BHUBANESWAR, India: Indian security forces killed a senior Maoist rebel commander and three other fighters including two women in a raid on Thursday, police said, as authorities push a major offensive against the guerrillas.
New Delhi has launched an all-out campaign against the insurgents and vowed to end the Maoist rebellion by March 2026.
Police in the eastern state of Odisha said they had killed Maoist commander Ganesh Uike in a gunfight in Kandhamal district, after security forces received a tip-off about his location.
Uike, 69, the leader of the Maoist rebels in the coastal state, had a bounty of more than $120,000 on his head.
“Four dead bodies of Maoists” were recovered following the gunfight, top state police officer Yogesh Bahadur Khurania said, identifying one of them as Uike.
Khurania said that the other three — two women and a man — were also rebel fighters, adding that their identities were being ascertained.

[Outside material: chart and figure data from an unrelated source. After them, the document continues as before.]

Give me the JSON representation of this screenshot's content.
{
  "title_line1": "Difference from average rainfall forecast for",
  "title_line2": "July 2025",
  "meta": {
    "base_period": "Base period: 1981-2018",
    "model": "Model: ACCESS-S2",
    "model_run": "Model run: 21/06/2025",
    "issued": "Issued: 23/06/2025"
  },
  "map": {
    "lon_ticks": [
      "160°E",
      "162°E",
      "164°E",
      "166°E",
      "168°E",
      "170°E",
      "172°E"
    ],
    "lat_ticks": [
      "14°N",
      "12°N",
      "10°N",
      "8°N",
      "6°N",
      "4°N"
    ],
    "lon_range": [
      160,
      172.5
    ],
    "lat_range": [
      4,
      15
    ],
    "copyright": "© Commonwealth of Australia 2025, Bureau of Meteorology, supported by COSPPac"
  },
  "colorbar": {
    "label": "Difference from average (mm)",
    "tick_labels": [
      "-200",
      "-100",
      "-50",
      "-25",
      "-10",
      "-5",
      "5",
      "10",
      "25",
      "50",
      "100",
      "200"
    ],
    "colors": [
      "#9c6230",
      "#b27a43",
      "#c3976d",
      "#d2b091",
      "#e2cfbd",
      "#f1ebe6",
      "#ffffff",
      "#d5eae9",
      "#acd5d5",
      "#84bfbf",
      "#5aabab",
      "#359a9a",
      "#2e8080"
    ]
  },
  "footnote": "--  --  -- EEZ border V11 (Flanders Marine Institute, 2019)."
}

There were no casualties among the security forces.
Two Maoist fighters were killed in the same state on Wednesday.
India has been cracking down on the remnants of the Naxalite rebellion, named after the village in the Himalayan foothills where the Maoist-inspired insurgency began nearly six decades ago.
The rebellion once controlled nearly a third of the country, with an estimated 15,000 to 20,000 fighters at its peak in the mid-2000s, but it has been dramatically weakened in recent years.
Since 2024, over 500 Maoist rebels have been killed, according to the Indian government.